The Essence of Iqbal’s Intellectual Project

 

[The following selection from Zindah-Rūd (The Living Stream, Javid Iqbal’s biography of his father, Muhammad Iqbal, offers a compact statement of Iqbal’s project for rebuilding the character of the individual Muslim and reforming Muslim society.]

 

A study of Iqbal’s writings makes it plain that, from the very outset, he had specific ideas about rebuilding the Muslim individual and Muslim society; there was, likewise, no confusion in his mind regarding the purpose of poetry. During the middle and final periods of his life, it was these ideas that he presented in greater detail in his prose and poetry. To him, the educated Muslim classes, as a whole, suffered from a conflict in thinking, or had double standards. Influenced by Western notions, these classes were secular in their everyday lifestyle, but, following convention, they also claimed to believe in Islam. In the minds of educated Muslims, faith and action had not been unified—the gap between the two had, in fact, turned into a duality, and this duality had given society a particularly bad case of hypocrisy. Iqbal wished to put an end to this duality of mind. To him, the mere promotion of a traditional interpretation of the religion would not serve to rebuild the Muslim individual and Muslim society. It was his ardent desire to have Muslim theology and law recodified in response to the needs of modern times and in light of the infinite progress that had taken place in the disciplines of knowledge. At the same time, he strove to repair the break in the intellectual continuum of Islam and knowledge in order to revive, in the true sense of the phrase, Islamic civilization. He wished that Muslim institutions would produce a mold or template of personality that would help in the formation of a genuinely Muslim character in the present age. At all events, he felt that most of the conservative or traditionally oriented scholars and Sufis would find his ideas unacceptable. And vet, certain desiderata of revival made it imperative to express those ideas openly.

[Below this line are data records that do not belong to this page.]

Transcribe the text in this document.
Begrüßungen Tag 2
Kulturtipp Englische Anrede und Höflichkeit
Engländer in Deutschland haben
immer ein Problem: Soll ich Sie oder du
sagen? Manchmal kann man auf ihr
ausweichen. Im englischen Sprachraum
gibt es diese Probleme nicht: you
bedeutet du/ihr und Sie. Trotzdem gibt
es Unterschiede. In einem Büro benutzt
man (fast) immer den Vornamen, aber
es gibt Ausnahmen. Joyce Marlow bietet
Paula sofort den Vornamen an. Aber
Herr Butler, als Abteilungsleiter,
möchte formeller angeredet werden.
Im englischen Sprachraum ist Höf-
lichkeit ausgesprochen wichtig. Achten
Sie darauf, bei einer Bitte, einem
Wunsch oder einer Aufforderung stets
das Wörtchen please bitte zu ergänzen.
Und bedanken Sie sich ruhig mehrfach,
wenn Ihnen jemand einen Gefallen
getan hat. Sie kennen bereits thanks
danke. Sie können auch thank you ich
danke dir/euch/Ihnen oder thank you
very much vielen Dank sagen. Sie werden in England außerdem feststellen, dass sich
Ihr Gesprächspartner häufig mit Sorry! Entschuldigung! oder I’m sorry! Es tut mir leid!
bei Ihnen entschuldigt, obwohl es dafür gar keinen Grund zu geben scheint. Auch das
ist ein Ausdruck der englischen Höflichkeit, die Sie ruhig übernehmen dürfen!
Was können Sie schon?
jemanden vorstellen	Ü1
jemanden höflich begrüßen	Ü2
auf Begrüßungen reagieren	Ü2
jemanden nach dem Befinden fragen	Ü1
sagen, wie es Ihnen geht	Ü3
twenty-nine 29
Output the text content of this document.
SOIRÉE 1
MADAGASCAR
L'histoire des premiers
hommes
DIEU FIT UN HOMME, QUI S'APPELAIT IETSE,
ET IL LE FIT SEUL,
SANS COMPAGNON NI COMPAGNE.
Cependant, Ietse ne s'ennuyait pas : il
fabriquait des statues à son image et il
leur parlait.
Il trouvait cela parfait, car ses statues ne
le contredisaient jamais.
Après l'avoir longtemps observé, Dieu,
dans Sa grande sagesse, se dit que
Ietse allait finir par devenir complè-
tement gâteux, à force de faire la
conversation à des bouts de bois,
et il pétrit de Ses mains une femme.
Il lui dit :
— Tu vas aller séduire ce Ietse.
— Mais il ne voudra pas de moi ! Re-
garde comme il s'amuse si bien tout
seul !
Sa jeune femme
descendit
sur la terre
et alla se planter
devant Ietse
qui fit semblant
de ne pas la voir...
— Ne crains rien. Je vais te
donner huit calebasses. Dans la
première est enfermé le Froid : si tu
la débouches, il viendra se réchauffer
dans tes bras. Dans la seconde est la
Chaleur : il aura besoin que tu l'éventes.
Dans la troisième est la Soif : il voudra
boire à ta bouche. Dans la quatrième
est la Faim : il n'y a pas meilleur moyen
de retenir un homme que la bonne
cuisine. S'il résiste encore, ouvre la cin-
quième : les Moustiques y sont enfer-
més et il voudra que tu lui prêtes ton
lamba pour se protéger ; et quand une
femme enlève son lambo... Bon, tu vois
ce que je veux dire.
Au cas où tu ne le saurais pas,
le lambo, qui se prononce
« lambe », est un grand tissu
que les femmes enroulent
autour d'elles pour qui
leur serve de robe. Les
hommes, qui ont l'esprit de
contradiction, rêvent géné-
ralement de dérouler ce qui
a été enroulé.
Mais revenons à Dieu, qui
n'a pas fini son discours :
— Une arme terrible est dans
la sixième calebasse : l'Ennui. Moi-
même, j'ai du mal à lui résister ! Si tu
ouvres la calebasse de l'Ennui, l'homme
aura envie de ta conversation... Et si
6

Accordingly, on the one hand, his plan for rebuilding the Muslim individual and Muslim society consisted of thoroughly practical suggestions, and, on the other hand, he was constantly in search of that Perfect Man, or Man of Tomorrow, who would bring into existence his future ideal Muslim society.

 

 

Javid Iqbal, Zindah-Rūd

(Lahore: Sheikh Ghulam Ali and Sons, 1979), 323

Translated &y Mustansir Mir

 

The Difference Between a Mathematician and a Poet

 

A mathematician cannot but a poet can enclose infinity in a line.